Гуси, между тем, спускаются к воде с задворок очередного новорусского дома — их выпускает из сетчатого вольера мирный таджик, которых в Подмосковье теперь великое множество. Они тоже свободны — говорят, за ближним лесом стоят целым табором с женами и детьми, и никто не мешает им наматывать пешком километры по округе в поисках работы. Работают аккуратно, денег много не просят, терпеливые батраки, не дающие семьям умереть с голоду. У забора одного из трехэтажных газпромовских коттеджей стоит архитектурное чудо — хижина не хижина, конура не конура — что-то вроде частокола белых березовых стволов, накрытых шифером. Гадать о его назначении бесполезно — у меня даже фантастическая мысль мелькала, что там держат сено для личных лошадей хозяина — уж лучше заглянуть. Закопченный стол, два топчана и что-то похожее на примус. Ага, жилище батраков! Один из них и выпускает сейчас на выгул гусей, явно предназначенных для непритязательных дачных застолий. Вытянув кверху шеи, выставив перпендикулярно клювы, они косолапо приближаются к воде. Вдруг что-то спугнуло их, шеи сразу легли горизонтально, клювы раскрылись для щипка, шип колючий слышен. Интересно, что у всех одновременно. И это не просто девять гусей, а именно стая. Когда они уже наконец плывут, то одновременно меняют галс — интересно, каждый из них чувствует себя в этот миг свободным?

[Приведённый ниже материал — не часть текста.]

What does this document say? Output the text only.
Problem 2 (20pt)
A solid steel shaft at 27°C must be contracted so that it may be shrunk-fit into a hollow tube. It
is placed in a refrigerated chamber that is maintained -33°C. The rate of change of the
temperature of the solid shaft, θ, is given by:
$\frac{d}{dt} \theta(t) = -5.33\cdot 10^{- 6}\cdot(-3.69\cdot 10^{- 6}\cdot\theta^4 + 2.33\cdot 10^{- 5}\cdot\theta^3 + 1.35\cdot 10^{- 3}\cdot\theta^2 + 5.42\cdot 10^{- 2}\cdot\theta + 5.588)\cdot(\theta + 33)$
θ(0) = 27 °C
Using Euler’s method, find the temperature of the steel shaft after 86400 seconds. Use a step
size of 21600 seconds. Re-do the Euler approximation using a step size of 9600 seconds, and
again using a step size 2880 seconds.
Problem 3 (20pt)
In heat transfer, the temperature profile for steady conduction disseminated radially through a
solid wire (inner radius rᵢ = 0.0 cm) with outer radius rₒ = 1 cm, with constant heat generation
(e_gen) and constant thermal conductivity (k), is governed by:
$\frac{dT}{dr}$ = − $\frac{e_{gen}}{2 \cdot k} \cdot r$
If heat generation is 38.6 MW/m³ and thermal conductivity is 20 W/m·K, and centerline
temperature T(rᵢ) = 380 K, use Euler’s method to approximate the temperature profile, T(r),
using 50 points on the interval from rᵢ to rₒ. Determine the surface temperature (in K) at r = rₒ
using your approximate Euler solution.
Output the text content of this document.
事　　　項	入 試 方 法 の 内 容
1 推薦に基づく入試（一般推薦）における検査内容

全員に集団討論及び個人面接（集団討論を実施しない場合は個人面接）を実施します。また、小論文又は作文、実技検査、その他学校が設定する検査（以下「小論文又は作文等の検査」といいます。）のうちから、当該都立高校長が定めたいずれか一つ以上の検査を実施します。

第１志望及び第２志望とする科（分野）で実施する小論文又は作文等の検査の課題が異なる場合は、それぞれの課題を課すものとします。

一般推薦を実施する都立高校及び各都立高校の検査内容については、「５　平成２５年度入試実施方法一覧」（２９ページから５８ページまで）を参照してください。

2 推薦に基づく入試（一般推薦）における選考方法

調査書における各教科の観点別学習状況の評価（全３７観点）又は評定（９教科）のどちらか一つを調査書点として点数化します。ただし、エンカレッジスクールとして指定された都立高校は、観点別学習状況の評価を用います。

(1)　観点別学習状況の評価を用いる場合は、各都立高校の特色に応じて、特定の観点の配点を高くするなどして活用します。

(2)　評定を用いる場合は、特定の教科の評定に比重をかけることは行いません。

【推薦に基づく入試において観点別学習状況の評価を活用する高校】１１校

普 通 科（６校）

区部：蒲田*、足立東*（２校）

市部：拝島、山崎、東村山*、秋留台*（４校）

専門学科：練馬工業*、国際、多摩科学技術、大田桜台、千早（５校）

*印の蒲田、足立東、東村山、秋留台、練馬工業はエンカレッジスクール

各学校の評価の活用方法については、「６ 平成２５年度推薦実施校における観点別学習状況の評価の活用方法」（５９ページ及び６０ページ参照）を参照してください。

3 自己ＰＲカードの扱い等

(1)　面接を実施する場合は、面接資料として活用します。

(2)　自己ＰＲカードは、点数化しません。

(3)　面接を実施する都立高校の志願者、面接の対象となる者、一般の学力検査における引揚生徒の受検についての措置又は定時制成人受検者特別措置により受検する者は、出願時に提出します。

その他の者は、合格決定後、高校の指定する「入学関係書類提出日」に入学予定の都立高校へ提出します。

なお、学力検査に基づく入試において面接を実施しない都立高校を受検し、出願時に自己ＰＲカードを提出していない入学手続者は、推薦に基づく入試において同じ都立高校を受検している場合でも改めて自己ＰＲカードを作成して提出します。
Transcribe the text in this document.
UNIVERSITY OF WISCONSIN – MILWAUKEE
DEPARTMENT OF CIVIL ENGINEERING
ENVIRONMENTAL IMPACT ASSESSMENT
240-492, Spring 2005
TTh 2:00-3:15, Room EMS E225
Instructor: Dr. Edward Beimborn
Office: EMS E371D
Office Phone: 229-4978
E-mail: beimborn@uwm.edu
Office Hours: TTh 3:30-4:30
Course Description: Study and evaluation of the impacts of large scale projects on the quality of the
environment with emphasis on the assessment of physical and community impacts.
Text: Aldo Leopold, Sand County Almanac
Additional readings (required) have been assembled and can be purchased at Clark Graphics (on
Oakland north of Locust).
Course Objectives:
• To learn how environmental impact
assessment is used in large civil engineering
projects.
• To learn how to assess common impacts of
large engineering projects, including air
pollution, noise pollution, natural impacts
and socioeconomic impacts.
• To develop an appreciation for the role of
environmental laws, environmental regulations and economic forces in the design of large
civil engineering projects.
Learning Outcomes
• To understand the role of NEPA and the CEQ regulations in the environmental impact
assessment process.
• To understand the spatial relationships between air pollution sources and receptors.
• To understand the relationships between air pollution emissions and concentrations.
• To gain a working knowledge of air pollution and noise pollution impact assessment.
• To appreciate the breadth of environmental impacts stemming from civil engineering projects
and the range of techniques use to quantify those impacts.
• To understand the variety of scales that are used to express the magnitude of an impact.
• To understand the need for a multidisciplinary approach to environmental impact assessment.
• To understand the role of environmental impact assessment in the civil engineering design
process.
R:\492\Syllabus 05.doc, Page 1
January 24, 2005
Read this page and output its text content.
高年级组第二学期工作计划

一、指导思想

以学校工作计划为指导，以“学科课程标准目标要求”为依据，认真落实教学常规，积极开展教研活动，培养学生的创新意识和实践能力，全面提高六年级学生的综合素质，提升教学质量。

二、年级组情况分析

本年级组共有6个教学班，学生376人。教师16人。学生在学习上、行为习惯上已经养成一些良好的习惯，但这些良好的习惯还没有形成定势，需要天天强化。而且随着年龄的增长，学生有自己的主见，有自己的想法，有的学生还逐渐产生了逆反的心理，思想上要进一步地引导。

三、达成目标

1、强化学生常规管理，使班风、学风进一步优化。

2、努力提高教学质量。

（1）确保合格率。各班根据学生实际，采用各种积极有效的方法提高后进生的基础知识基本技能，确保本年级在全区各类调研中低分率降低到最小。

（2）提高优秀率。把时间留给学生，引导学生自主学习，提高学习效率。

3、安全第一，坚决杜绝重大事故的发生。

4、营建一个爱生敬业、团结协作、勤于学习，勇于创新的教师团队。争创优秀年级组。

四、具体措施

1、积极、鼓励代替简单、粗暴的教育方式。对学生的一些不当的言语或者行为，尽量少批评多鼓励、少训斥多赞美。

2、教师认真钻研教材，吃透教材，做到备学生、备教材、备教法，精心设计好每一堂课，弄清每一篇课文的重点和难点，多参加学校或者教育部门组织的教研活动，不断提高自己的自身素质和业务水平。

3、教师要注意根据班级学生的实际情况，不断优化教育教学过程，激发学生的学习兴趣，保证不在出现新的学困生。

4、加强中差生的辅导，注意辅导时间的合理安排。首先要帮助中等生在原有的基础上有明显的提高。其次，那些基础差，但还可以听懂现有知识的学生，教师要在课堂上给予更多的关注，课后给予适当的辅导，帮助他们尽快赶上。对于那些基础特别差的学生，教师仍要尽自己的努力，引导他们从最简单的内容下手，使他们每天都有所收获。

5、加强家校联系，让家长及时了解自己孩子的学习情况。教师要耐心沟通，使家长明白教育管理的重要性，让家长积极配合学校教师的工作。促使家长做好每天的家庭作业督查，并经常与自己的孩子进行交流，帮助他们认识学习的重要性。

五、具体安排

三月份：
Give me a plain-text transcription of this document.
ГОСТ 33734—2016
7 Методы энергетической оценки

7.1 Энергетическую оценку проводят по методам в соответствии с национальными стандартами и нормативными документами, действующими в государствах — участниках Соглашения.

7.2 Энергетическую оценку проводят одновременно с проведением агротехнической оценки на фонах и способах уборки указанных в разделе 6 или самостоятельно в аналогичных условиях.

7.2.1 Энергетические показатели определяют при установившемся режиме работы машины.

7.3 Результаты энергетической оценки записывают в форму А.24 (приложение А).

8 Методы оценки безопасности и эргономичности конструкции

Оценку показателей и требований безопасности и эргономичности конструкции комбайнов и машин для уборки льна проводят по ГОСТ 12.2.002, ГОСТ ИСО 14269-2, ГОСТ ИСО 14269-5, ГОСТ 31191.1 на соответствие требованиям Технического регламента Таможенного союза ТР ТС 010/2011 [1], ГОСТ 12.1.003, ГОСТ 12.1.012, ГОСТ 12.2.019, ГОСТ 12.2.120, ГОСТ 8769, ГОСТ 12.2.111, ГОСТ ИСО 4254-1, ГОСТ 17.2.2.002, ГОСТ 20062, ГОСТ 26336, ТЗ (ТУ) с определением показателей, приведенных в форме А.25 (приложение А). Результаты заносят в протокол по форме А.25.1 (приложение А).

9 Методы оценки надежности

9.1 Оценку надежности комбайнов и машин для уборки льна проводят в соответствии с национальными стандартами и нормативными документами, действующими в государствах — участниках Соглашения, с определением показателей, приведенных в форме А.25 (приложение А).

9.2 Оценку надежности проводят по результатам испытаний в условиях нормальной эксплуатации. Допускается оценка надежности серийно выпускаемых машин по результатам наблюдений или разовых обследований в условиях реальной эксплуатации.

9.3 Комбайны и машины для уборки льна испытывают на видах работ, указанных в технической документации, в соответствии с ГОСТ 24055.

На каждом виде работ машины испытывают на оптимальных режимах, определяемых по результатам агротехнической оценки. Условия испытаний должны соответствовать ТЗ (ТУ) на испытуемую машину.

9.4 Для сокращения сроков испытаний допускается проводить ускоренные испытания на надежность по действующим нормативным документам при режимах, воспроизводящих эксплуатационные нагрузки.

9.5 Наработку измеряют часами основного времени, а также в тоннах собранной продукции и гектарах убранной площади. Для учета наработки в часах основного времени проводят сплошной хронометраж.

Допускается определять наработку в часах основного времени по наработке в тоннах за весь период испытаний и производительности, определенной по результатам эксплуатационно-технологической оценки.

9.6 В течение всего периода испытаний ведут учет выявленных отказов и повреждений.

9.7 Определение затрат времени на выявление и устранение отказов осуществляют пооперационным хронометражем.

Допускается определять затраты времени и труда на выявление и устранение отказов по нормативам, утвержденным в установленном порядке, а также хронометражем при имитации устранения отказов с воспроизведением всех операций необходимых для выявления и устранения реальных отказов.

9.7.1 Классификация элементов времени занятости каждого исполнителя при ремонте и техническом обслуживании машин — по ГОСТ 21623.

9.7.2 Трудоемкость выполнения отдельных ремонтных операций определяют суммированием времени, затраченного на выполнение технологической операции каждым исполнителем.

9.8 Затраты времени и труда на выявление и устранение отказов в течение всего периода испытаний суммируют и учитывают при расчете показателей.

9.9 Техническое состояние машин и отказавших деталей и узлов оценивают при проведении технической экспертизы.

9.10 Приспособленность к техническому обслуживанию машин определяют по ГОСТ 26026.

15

А любой малек в прозрачном косячке рыбьей мелочи, который совершает сейчас резкий поворот прямо подо мной, на просвеченном солнцем зеленом мелководье? Или одна из тех ворон, тучей закрученных над лесом в спиральную воронку, как чаинки на дне стакана? Кому из них нужна свобода, чтобы быть собой? Между прочим, у них нет хозяев и батраков, как нет и пресловутого Газпрома, который свободно пользуется правом сильного и не платит батрачащим научным коллективам за работы по договорам, из-за чего даже мой сын с университетским образованием вынужден подрабатывать продавцом велосипедов, в то время как бравые газпромовцы загородили своими коттеджами славный вид и изничтожили ромашковый луг.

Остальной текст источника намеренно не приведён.